が、それだけでは満足できかった。自国の文化と、他国の文化とでは行動習慣も考え方も違う。本を読んでも、哲学者が正反対のことを言っている。ならば、真理はどこにあるのか? 違いがわかるだけでは、真理には到達できない。

■企業不祥事は「頼りない集団的知性の極北」

そこで、先の思索とつながってくる。どれだけ見聞を広めても、真理はわからないのだから、一人でゼロから考えたほうが、真理に接近できるのではないか、と。

<結局のところ、習慣や実例のほうが、どんな確実な知識よりもわたしたちを納得させているが、それにもかかわらず、少しでも発見しにくい真理については、ただ一人の人がそういう真理を見つけだしたというほうが、国中の人が見つけだしたというより、はるかに真らしいから、賛成の数が多いといっても何ひとつ価値のある証拠にはならない>

他人の意見はアテにならない。頼れるのは、己の純粋な思考のみ。23歳のデカルト青年は、独力で哲学の原理を打ち立てることを心に誓った。その18年後、彼は、あらゆるものを疑い尽くした末に、疑う自分の存在だけは疑いえないことを発見し、「我思う、ゆえに我あり」という哲学の第一原理を宣言することになる。

話を戻そう。なぜ、企業の不祥事とデカルトの思索が関係するのか。

不祥事を起こした企業は、きまって質の悪い内集団バイアス、要するに身内優先のバイアスに染まってしまっている。そしてそれは、デカルトが批判の矢を向けた、頼りない集団的知性の極北にあるような事例だからだ。

企業不祥事は、三人寄れば文殊の知恵のどころか、悪だくみや隠蔽工作に転化してしまっている。ってことは、デカルトにならって、独力でバイアスを克服するべきなのだろうか。
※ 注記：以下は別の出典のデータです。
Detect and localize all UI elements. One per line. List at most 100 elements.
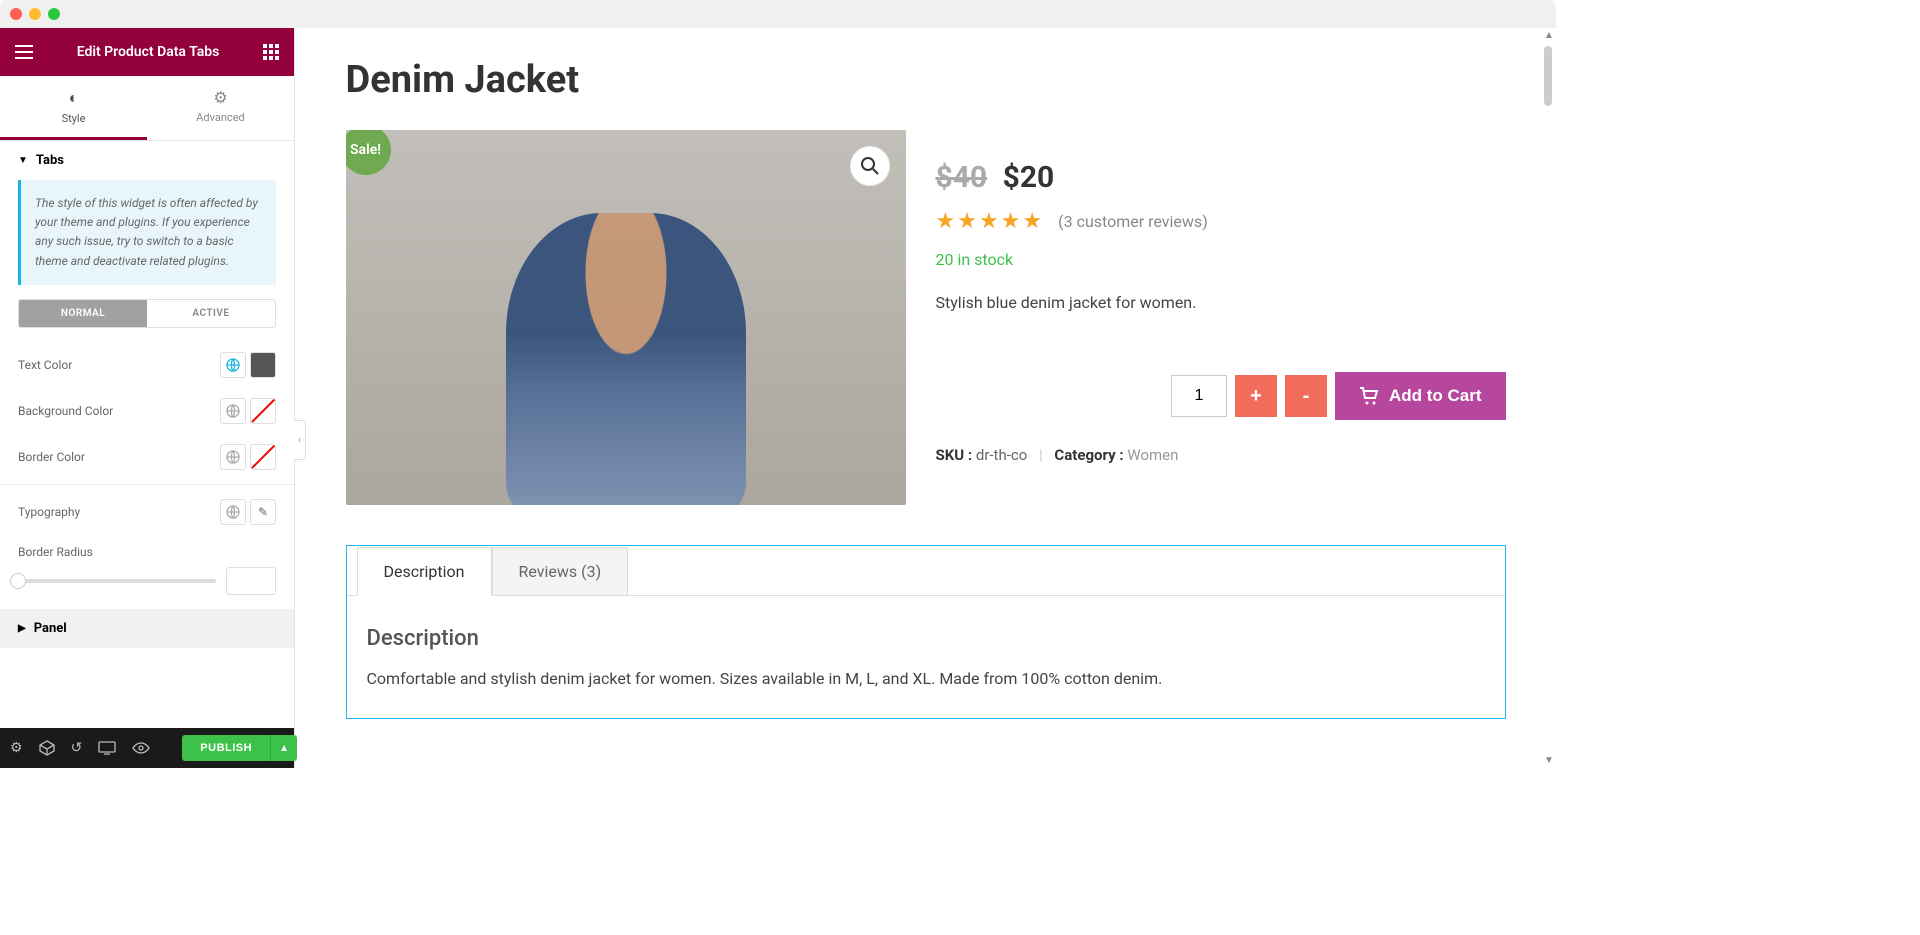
- grid-icon[interactable]: [263, 44, 279, 60]
- control-background-color: Background Color: [0, 388, 294, 434]
- zoom-button[interactable]: [850, 146, 890, 186]
- globe-icon[interactable]: [220, 398, 246, 424]
- tab-advanced[interactable]: ⚙ Advanced: [147, 76, 294, 140]
- sidebar-title: Edit Product Data Tabs: [77, 44, 220, 60]
- sku-value: dr-th-co: [976, 446, 1027, 464]
- reviews-link[interactable]: (3 customer reviews): [1058, 212, 1208, 231]
- product-title: Denim Jacket: [346, 58, 1506, 102]
- scroll-thumb[interactable]: [1544, 46, 1552, 106]
- window-maximize-icon[interactable]: [48, 8, 60, 20]
- navigator-icon[interactable]: [39, 740, 55, 756]
- sidebar-footer: ⚙ ↺ PUBLISH ▲: [0, 728, 294, 768]
- section-tabs-label: Tabs: [36, 153, 64, 168]
- window-close-icon[interactable]: [10, 8, 22, 20]
- category-link[interactable]: Women: [1127, 446, 1178, 464]
- price-new: $20: [1003, 160, 1055, 195]
- menu-icon[interactable]: [15, 45, 33, 59]
- product-data-tabs-widget[interactable]: Description Reviews (3) Description Comf…: [346, 545, 1506, 719]
- tab-description[interactable]: Description: [357, 547, 492, 596]
- control-text-color: Text Color: [0, 342, 294, 388]
- publish-options-button[interactable]: ▲: [270, 735, 297, 761]
- sidebar-body: ▼ Tabs The style of this widget is often…: [0, 141, 294, 728]
- category-label: Category :: [1054, 446, 1123, 464]
- toggle-active[interactable]: ACTIVE: [147, 300, 275, 327]
- quantity-minus-button[interactable]: -: [1285, 375, 1327, 417]
- theme-notice: The style of this widget is often affect…: [18, 180, 276, 285]
- cart-icon: [1359, 387, 1379, 405]
- picker-group: [220, 444, 276, 470]
- settings-icon[interactable]: ⚙: [10, 740, 23, 756]
- preview-canvas: Denim Jacket Sale! $40 $20: [295, 28, 1556, 768]
- section-tabs-header[interactable]: ▼ Tabs: [0, 141, 294, 180]
- control-label: Text Color: [18, 358, 72, 372]
- toggle-normal[interactable]: NORMAL: [19, 300, 147, 327]
- product-image: Sale!: [346, 130, 906, 505]
- control-typography: Typography ✎: [0, 489, 294, 535]
- globe-icon[interactable]: [220, 352, 246, 378]
- product-top: Sale! $40 $20 ★★★★★ (3 customer reviews): [346, 130, 1506, 505]
- tab-content: Description Comfortable and stylish deni…: [347, 596, 1505, 718]
- vertical-scrollbar[interactable]: ▲ ▼: [1544, 28, 1554, 768]
- control-label: Typography: [18, 505, 80, 519]
- star-rating-icon: ★★★★★: [936, 209, 1045, 234]
- sku-label: SKU :: [936, 446, 973, 464]
- divider: [0, 484, 294, 485]
- add-to-cart-button[interactable]: Add to Cart: [1335, 372, 1506, 420]
- advanced-icon: ⚙: [147, 88, 294, 107]
- control-border-radius: Border Radius: [0, 535, 294, 561]
- preview-icon[interactable]: [132, 742, 150, 754]
- section-panel-label: Panel: [34, 621, 67, 636]
- publish-button[interactable]: PUBLISH: [182, 735, 270, 761]
- price-row: $40 $20: [936, 160, 1506, 195]
- history-icon[interactable]: ↺: [71, 740, 83, 756]
- tab-content-body: Comfortable and stylish denim jacket for…: [367, 669, 1485, 688]
- tab-style-label: Style: [62, 112, 86, 125]
- product-meta: SKU : dr-th-co | Category : Women: [936, 446, 1506, 464]
- responsive-icon[interactable]: [98, 741, 116, 755]
- main-inner: Denim Jacket Sale! $40 $20: [346, 58, 1506, 719]
- tabs-nav: Description Reviews (3): [347, 546, 1505, 596]
- picker-group: ✎: [220, 499, 276, 525]
- tab-style[interactable]: ◐ Style: [0, 76, 147, 140]
- pencil-icon[interactable]: ✎: [250, 499, 276, 525]
- rating-row: ★★★★★ (3 customer reviews): [936, 209, 1506, 234]
- tab-content-heading: Description: [367, 626, 1485, 651]
- quantity-plus-button[interactable]: +: [1235, 375, 1277, 417]
- control-label: Border Radius: [18, 545, 93, 559]
- stock-status: 20 in stock: [936, 250, 1506, 269]
- control-label: Background Color: [18, 404, 113, 418]
- picker-group: [220, 398, 276, 424]
- caret-right-icon: ▶: [18, 623, 26, 634]
- quantity-input[interactable]: [1171, 375, 1227, 417]
- slider-thumb[interactable]: [10, 573, 26, 589]
- editor-sidebar: Edit Product Data Tabs ◐ Style ⚙ Advance…: [0, 28, 295, 768]
- tab-advanced-label: Advanced: [196, 111, 244, 124]
- publish-group: PUBLISH ▲: [182, 735, 297, 761]
- add-to-cart-label: Add to Cart: [1389, 386, 1482, 406]
- globe-icon[interactable]: [220, 499, 246, 525]
- titlebar: [0, 0, 1556, 28]
- globe-icon[interactable]: [220, 444, 246, 470]
- control-label: Border Color: [18, 450, 85, 464]
- border-radius-slider: [0, 561, 294, 609]
- slider-track[interactable]: [18, 579, 216, 583]
- scroll-up-icon[interactable]: ▲: [1544, 30, 1554, 41]
- picker-group: [220, 352, 276, 378]
- color-swatch[interactable]: [250, 352, 276, 378]
- tab-reviews[interactable]: Reviews (3): [492, 547, 629, 596]
- section-panel-header[interactable]: ▶ Panel: [0, 609, 294, 648]
- sidebar-header: Edit Product Data Tabs: [0, 28, 294, 76]
- color-swatch-none[interactable]: [250, 444, 276, 470]
- color-swatch-none[interactable]: [250, 398, 276, 424]
- app-window: Edit Product Data Tabs ◐ Style ⚙ Advance…: [0, 0, 1556, 768]
- state-toggle: NORMAL ACTIVE: [18, 299, 276, 328]
- price-old: $40: [936, 160, 988, 195]
- cart-row: + - Add to Cart: [936, 372, 1506, 420]
- window-minimize-icon[interactable]: [29, 8, 41, 20]
- app-body: Edit Product Data Tabs ◐ Style ⚙ Advance…: [0, 28, 1556, 768]
- short-description: Stylish blue denim jacket for women.: [936, 293, 1506, 312]
- slider-value-input[interactable]: [226, 567, 276, 595]
- product-info: $40 $20 ★★★★★ (3 customer reviews) 20 in…: [936, 130, 1506, 505]
- sidebar-tabs: ◐ Style ⚙ Advanced: [0, 76, 294, 141]
- scroll-down-icon[interactable]: ▼: [1544, 755, 1554, 766]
近代西欧の哲学や思想は、おおむねそれを肯定するだろう。『方法序説』は、「良識はこの世でもっとも公平に分け与えられているものである」という有名な一節から始まっている。誰もが、真偽を正しく見分けられる理性や良識を平等にもっている。でも、持っているだけでは不十分で、「大切なのはそれを良く用いることだ」と、自己啓発っぽいことをデカルトはいう。

理性万歳! 理性を正しく用いれば、偏見や思い込み、アホくさい因習は撃退できる。企業不祥事なんかありえない。近代の思想家たちにとって、一人ひとりに宿る理性こそ、人間最強の武器だったのだ。

■「自律した、理性的な個人」は幻想

このような「自律した個人」「理性を使って自己決定できる個人」という近代的な人間像は、いまとなってはもはや「神話」のごとく扱われている。なかでも、最近のベストセラー『サピエンス全史』(ユヴァル・ノア・ハラリ、河出書房新社)は辛辣だ。近代の輝かしい成果と考えられているアメリカ独立宣言は、古代バビロニア帝国のハンムラビ法典と同様に「間違っている」というのだから。
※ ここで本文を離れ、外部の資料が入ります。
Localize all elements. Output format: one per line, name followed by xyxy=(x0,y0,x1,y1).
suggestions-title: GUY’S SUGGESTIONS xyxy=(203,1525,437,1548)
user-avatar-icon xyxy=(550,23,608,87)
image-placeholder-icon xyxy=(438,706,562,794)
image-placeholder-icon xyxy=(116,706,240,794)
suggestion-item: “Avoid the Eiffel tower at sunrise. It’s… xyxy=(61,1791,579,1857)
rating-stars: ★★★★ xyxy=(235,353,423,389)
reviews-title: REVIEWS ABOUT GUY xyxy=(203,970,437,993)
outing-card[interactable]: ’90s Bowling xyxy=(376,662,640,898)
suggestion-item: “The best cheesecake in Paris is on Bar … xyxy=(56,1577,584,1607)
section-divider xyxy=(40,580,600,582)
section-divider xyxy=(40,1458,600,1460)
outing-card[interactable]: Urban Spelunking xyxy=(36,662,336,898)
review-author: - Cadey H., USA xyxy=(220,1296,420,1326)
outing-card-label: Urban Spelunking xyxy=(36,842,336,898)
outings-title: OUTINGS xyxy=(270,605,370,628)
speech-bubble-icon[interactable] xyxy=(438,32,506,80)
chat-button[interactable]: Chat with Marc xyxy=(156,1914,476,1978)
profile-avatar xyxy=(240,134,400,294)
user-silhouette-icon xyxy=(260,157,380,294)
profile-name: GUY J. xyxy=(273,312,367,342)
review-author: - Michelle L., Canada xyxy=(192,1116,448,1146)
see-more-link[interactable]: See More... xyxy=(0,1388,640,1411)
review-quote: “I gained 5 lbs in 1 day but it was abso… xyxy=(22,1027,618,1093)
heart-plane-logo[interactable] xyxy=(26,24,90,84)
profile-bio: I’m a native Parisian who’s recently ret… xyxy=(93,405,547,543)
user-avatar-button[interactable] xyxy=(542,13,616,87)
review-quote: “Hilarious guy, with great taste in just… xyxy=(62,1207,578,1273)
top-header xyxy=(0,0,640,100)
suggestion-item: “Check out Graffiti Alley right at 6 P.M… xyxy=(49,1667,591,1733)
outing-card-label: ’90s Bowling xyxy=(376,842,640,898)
<ハンムラビもアメリカ建国の父たちも、現実は平等あるいはヒエラルキーのような、普遍的で永遠の正義の原理に支配されていると想像した。だが、そのような普遍的原理が存在するのは、サピエンスの豊かな想像や、彼らが創作して語り合う神話の中だけなのだ。これらの原理には、何ら客観的な正当性はない>

いずれ『サピエンス全史』はじっくり取り上げようと思うので、今回は深入りしないが、程度の差こそあれ、「近代的な自律した個人なんてフィクションだ」という批判は事欠かない。この連載でも、人間はバイアスまみれだってことをさんざん説明してきた。
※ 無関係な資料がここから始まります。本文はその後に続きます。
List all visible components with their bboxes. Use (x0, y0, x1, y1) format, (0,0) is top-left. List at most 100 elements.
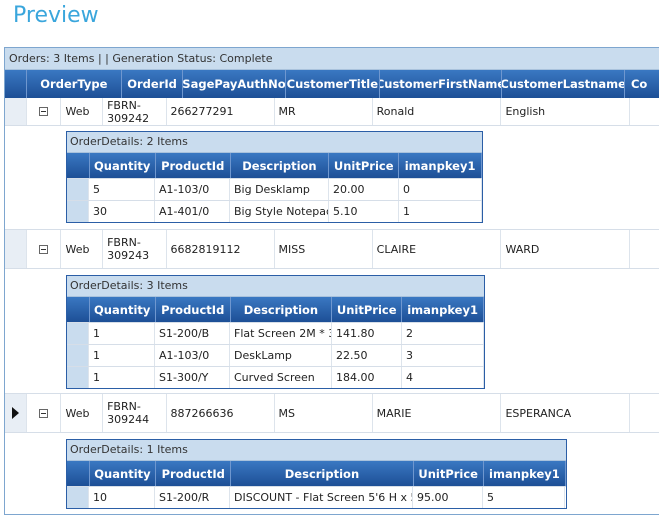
details-cell-unitprice: 184.00 (332, 367, 402, 388)
details-header: Quantity ProductId Description UnitPrice… (67, 153, 482, 178)
details-row[interactable]: 1 S1-200/B Flat Screen 2M * 3M 141.80 2 (67, 322, 484, 344)
details-cell-description: DeskLamp (230, 345, 332, 366)
details-row-selector[interactable] (67, 345, 89, 366)
cell-ordertype: Web (61, 98, 104, 125)
details-cell-unitprice: 22.50 (332, 345, 402, 366)
details-cell-productid: S1-300/Y (155, 367, 230, 388)
details-header-unitprice[interactable]: UnitPrice (332, 297, 403, 322)
order-details-grid[interactable]: OrderDetails: 3 Items Quantity ProductId… (66, 275, 485, 389)
cell-sagepayauthno: 266277291 (167, 98, 275, 125)
details-row-selector[interactable] (67, 367, 89, 388)
details-header-selector (67, 153, 90, 178)
details-header-productid[interactable]: ProductId (156, 297, 231, 322)
collapse-toggle[interactable] (27, 98, 62, 125)
details-cell-quantity: 5 (89, 179, 155, 200)
collapse-icon (39, 107, 49, 116)
row-selector[interactable] (5, 394, 27, 432)
order-details-grid[interactable]: OrderDetails: 1 Items Quantity ProductId… (66, 439, 567, 509)
cell-co (630, 394, 659, 432)
details-status-bar: OrderDetails: 2 Items (67, 132, 482, 153)
cell-co (630, 98, 659, 125)
details-header-productid[interactable]: ProductId (156, 461, 232, 486)
details-row[interactable]: 5 A1-103/0 Big Desklamp 20.00 0 (67, 178, 482, 200)
details-header-description[interactable]: Description (231, 297, 333, 322)
details-header-productid[interactable]: ProductId (156, 153, 231, 178)
row-selector[interactable] (5, 98, 27, 125)
cell-customerfirstname: MARIE (373, 394, 502, 432)
cell-customerlastname: ESPERANCA (501, 394, 631, 432)
orders-grid[interactable]: Orders: 3 Items | | Generation Status: C… (4, 47, 659, 515)
current-row-arrow-icon (11, 407, 19, 419)
cell-orderid: FBRN-309244 (103, 394, 167, 432)
details-row[interactable]: 10 S1-200/R DISCOUNT - Flat Screen 5'6 H… (67, 486, 566, 508)
details-header-imanpkey1[interactable]: imanpkey1 (484, 461, 566, 486)
details-header-description[interactable]: Description (231, 153, 330, 178)
details-row-selector[interactable] (67, 487, 89, 508)
details-cell-imanpkey1: 2 (402, 323, 484, 344)
details-header-quantity[interactable]: Quantity (90, 297, 156, 322)
header-co[interactable]: Co (625, 70, 659, 98)
cell-ordertype: Web (61, 230, 104, 268)
order-details-area: OrderDetails: 1 Items Quantity ProductId… (5, 433, 659, 514)
order-details-grid[interactable]: OrderDetails: 2 Items Quantity ProductId… (66, 131, 483, 223)
details-header-imanpkey1[interactable]: imanpkey1 (399, 153, 482, 178)
cell-customerlastname: WARD (501, 230, 631, 268)
collapse-toggle[interactable] (27, 394, 62, 432)
details-cell-unitprice: 141.80 (332, 323, 402, 344)
details-cell-quantity: 30 (89, 201, 155, 222)
details-row-selector[interactable] (67, 323, 89, 344)
header-sagepayauthno[interactable]: SagePayAuthNo (183, 70, 286, 98)
details-header-imanpkey1[interactable]: imanpkey1 (402, 297, 484, 322)
header-ordertype[interactable]: OrderType (27, 70, 123, 98)
header-customerlastname[interactable]: CustomerLastname (502, 70, 625, 98)
header-customerfirstname[interactable]: CustomerFirstName (380, 70, 503, 98)
details-cell-imanpkey1: 3 (402, 345, 484, 366)
order-row[interactable]: Web FBRN-309242 266277291 MR Ronald Engl… (5, 98, 659, 126)
order-details-area: OrderDetails: 2 Items Quantity ProductId… (5, 126, 659, 230)
details-cell-productid: A1-103/0 (155, 179, 230, 200)
order-row[interactable]: Web FBRN-309244 887266636 MS MARIE ESPER… (5, 394, 659, 433)
details-row[interactable]: 1 A1-103/0 DeskLamp 22.50 3 (67, 344, 484, 366)
collapse-icon (39, 244, 49, 254)
order-row[interactable]: Web FBRN-309243 6682819112 MISS CLAIRE W… (5, 230, 659, 269)
details-row[interactable]: 30 A1-401/0 Big Style Notepad. 5.10 1 (67, 200, 482, 222)
details-row-selector[interactable] (67, 179, 89, 200)
details-cell-quantity: 1 (89, 345, 155, 366)
details-cell-description: Curved Screen (230, 367, 332, 388)
details-cell-unitprice: 20.00 (329, 179, 399, 200)
details-cell-productid: A1-103/0 (155, 345, 230, 366)
details-cell-quantity: 1 (89, 367, 155, 388)
details-cell-description: Big Desklamp (230, 179, 329, 200)
details-header-unitprice[interactable]: UnitPrice (329, 153, 400, 178)
header-customertitle[interactable]: CustomerTitle (286, 70, 380, 98)
details-cell-description: Flat Screen 2M * 3M (230, 323, 332, 344)
details-header-description[interactable]: Description (231, 461, 414, 486)
details-header-quantity[interactable]: Quantity (90, 461, 157, 486)
details-header-selector (67, 461, 90, 486)
details-header-unitprice[interactable]: UnitPrice (414, 461, 484, 486)
details-cell-imanpkey1: 4 (402, 367, 484, 388)
order-details-area: OrderDetails: 3 Items Quantity ProductId… (5, 269, 659, 394)
details-header-quantity[interactable]: Quantity (90, 153, 156, 178)
details-cell-description: Big Style Notepad. (230, 201, 329, 222)
cell-co (630, 230, 659, 268)
cell-orderid: FBRN-309243 (103, 230, 167, 268)
details-cell-quantity: 10 (89, 487, 155, 508)
details-status-bar: OrderDetails: 1 Items (67, 440, 566, 461)
collapse-toggle[interactable] (27, 230, 62, 268)
header-orderid[interactable]: OrderId (122, 70, 183, 98)
details-row[interactable]: 1 S1-300/Y Curved Screen 184.00 4 (67, 366, 484, 388)
cell-customertitle: MR (275, 98, 373, 125)
details-cell-imanpkey1: 5 (483, 487, 565, 508)
collapse-icon (39, 408, 49, 418)
details-cell-imanpkey1: 0 (399, 179, 482, 200)
details-header: Quantity ProductId Description UnitPrice… (67, 297, 484, 322)
details-cell-unitprice: 95.00 (413, 487, 483, 508)
grid-header: OrderType OrderId SagePayAuthNo Customer… (5, 70, 659, 98)
row-selector[interactable] (5, 230, 27, 268)
header-selector (5, 70, 27, 98)
cell-customerlastname: English (501, 98, 631, 125)
details-row-selector[interactable] (67, 201, 89, 222)
details-header-selector (67, 297, 90, 322)
details-cell-productid: S1-200/B (155, 323, 230, 344)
デカルトの「もし私が学問においていつか堅固でゆるぎのないものをうちたてようと欲するなら、一生に一度は、すべてを根こそぎくつがえし、最初の土台から新たにはじめなくてはならない」(『省察』井上庄七・森啓訳、中公クラシックス)といったフレーズは、何度読んでも痺れるものがある。

でも、この連載でやっていきたいのは、「デカルトを見習って、すべてを疑え」とか「ニーチェのいう超人を目指せ」といった類の自己啓発ではない。別に自己啓発本が嫌いなわけじゃないし、むしろけっこうな数の本を読んでいる。「嫌われる勇気」も持ちたいし、タスク管理を駆使して、テキパキ仕事したいとも思う。

ただ、企業不祥事のような問題に対して、「なぜ誰も止められなかったのか?」と個人の理性をアテにするのは無理筋だ。そのぐらい、個人の理性は心もとないと踏んだほうがいい。

しかも集団となれば、バイアスの罠がそこらじゅうに仕掛けられている。その罠に引っかからず、「三人寄れば文殊の知恵」にするにはどうしたらいいだろうか。次回は、そんなことを考えてみたい。